August 3, 1959 – Guinea-Bissau War of Independence: Portuguese police fires on striking dock workers in Bissau

On August 3, 1959, Portugal’s colonial police force opened fire on striking dock workers in Bissau, the capital of Portuguese Guinea. Dozens of workers were killed. The workers had been incited to strike by the nationalist organization, African Party for the Independence of Guinea and Cape Verde or PAIGC (Portuguese: Partido Africano da Independência da Guiné e Cabo Verde), whose aim was to end Portuguese colonial rule and achieve independence for Guinea and Cape Verde. Initially, the PAIGC wanted to achieve its aims through dialogue and a negotiated settlement with the Portuguese.  By the late 1950s, however, the Guinean nationalists had become radicalized and militant.

In March 1962, PAIGC militants in Cape Verde attacked Praia.  Other rebel attacks also took place in many parts of Guinea.  In June 1963, the rebels attacked government forces in the Guinean towns of Tite, Buba, and Falacunda.  By July, rebel activities also were felt in the Guinean northern regions.  Earlier in April 1964, the Portuguese had lost control of the Guinean southern coast after the rebels captured Como Islands.  Cassaca and Cantanhez also fell to the insurgents.

The sudden outbreak and rapid spread of the insurrection caught the Portuguese by surprise.  The Portuguese Army also had just recently transferred some of its Guinean forces to Angola and Mozambique, where other wars for independence had broken out earlier.    Consequently, the remaining Portuguese forces in Guinea were undermanned and were reduced to defending the remaining territories still under colonial control.

Portugal’s colonial possessions in Africa consisted of Angola, Mozambique, Portuguese-Guinea, Cape Verde, and Sao Tome & Principe.

(Taken from Portuguese Colonial Wars Wars of the 20th Century – Volume 3)

During the colonial era, Portugal’s territorial possessions in Africa consisted of Angola, Mozambique, Portuguese Guinea, Cape Verde, and São Tomé and Príncipe (Map 24).  When World War II ended in 1945, a surge of nationalism swept across the various African colonies as independence groups emerged and demanded the end of European colonial rule.  As these demands soon intensified into greater agitation and violence, most of the European colonizers relented, and by the 1960s, most of the African colonies had become independent countries.

Bucking the trend, Portugal was determined to hold onto its colonial possessions and went so far as to declare them “overseas provinces”, thereby formally incorporating them into the national territories of the motherland.  Nearly all the black African liberation movements in these Portuguese “provinces” turned their attention from trying to gain independence through negotiated settlement to launching insurgencies, thereby starting revolutionary wars.  These wars took place through the early 1960s to the first half of the 1970s, and were known collectively as the Portuguese Colonial War, and pitted the Portuguese Armed Forces against the African guerilla militias in Angola, Mozambique, and Portuguese Guinea.  At the war’s peak, some 150,000 Portuguese soldiers were deployed in Africa.

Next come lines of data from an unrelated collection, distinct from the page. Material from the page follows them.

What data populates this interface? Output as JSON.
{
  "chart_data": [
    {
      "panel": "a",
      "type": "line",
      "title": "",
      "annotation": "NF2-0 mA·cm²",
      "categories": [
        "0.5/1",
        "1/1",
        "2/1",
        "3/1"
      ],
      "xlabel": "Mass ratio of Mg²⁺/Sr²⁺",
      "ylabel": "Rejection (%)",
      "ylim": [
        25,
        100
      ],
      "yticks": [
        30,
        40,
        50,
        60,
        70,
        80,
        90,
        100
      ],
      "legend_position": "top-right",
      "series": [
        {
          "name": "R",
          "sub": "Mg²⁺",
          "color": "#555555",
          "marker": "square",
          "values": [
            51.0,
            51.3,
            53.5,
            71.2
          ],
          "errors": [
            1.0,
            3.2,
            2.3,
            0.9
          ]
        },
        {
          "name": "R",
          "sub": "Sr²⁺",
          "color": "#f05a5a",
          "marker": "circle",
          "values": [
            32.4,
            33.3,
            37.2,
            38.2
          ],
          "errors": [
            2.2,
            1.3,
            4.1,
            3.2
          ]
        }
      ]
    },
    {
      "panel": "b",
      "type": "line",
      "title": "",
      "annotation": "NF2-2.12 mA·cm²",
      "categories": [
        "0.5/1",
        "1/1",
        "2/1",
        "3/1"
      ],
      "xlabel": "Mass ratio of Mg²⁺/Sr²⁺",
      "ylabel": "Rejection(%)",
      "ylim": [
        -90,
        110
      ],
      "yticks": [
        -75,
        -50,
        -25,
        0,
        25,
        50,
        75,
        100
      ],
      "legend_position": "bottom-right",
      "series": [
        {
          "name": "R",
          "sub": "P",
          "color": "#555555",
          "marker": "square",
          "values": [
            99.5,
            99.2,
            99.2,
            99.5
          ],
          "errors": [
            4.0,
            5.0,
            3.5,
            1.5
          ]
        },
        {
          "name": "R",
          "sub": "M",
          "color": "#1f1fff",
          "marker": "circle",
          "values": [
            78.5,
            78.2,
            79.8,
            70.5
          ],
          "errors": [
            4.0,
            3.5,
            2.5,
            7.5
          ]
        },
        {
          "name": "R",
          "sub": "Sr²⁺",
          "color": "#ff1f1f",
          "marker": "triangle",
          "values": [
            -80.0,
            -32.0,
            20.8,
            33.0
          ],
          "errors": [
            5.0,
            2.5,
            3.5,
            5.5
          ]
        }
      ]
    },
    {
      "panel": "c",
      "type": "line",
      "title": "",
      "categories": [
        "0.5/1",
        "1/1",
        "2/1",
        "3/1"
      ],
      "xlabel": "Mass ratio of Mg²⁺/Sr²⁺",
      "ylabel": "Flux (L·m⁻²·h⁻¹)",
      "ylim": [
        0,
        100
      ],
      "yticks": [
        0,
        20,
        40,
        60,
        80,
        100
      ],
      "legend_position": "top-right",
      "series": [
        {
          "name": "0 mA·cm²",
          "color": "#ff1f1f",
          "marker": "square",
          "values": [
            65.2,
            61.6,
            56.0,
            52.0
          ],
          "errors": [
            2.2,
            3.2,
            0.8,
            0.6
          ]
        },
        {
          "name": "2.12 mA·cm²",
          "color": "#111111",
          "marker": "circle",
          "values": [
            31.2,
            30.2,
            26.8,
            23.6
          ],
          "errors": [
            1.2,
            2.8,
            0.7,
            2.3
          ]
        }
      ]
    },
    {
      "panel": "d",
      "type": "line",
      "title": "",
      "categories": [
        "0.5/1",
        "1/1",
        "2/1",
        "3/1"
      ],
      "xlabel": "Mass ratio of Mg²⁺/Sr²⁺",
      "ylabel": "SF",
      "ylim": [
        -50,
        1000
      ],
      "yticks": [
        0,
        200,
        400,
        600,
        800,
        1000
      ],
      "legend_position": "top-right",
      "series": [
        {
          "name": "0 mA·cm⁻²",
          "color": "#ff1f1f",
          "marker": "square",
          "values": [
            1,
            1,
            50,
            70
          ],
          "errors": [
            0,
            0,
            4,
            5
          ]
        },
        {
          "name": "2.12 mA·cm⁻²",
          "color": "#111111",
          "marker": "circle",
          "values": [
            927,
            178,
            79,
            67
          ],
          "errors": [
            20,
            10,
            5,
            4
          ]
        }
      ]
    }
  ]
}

By the 1970s, these colonial wars had become extremely unpopular in Portugal, because of the mounting deaths in Portuguese soldiers, the irresolvable nature of the wars through military force, and the fact that the Portuguese government was using up to 40% of the national budget to the wars and thus impinging on the social and economic development of Portuguese society.  Furthermore, the wars had isolated Portugal diplomatically, with the United Nations constantly putting pressure on the Portuguese government to decolonize, and most of the international community imposing a weapons embargo and other restrictions on Portugal.  In April 1974, dissatisfied officers of the military carried out a coup that deposed the authoritarian regime of Prime Minister Marcelo Caetano.  The coup, known as the Carnation Revolution, produced a sudden and dramatic shift in the course of the colonial wars.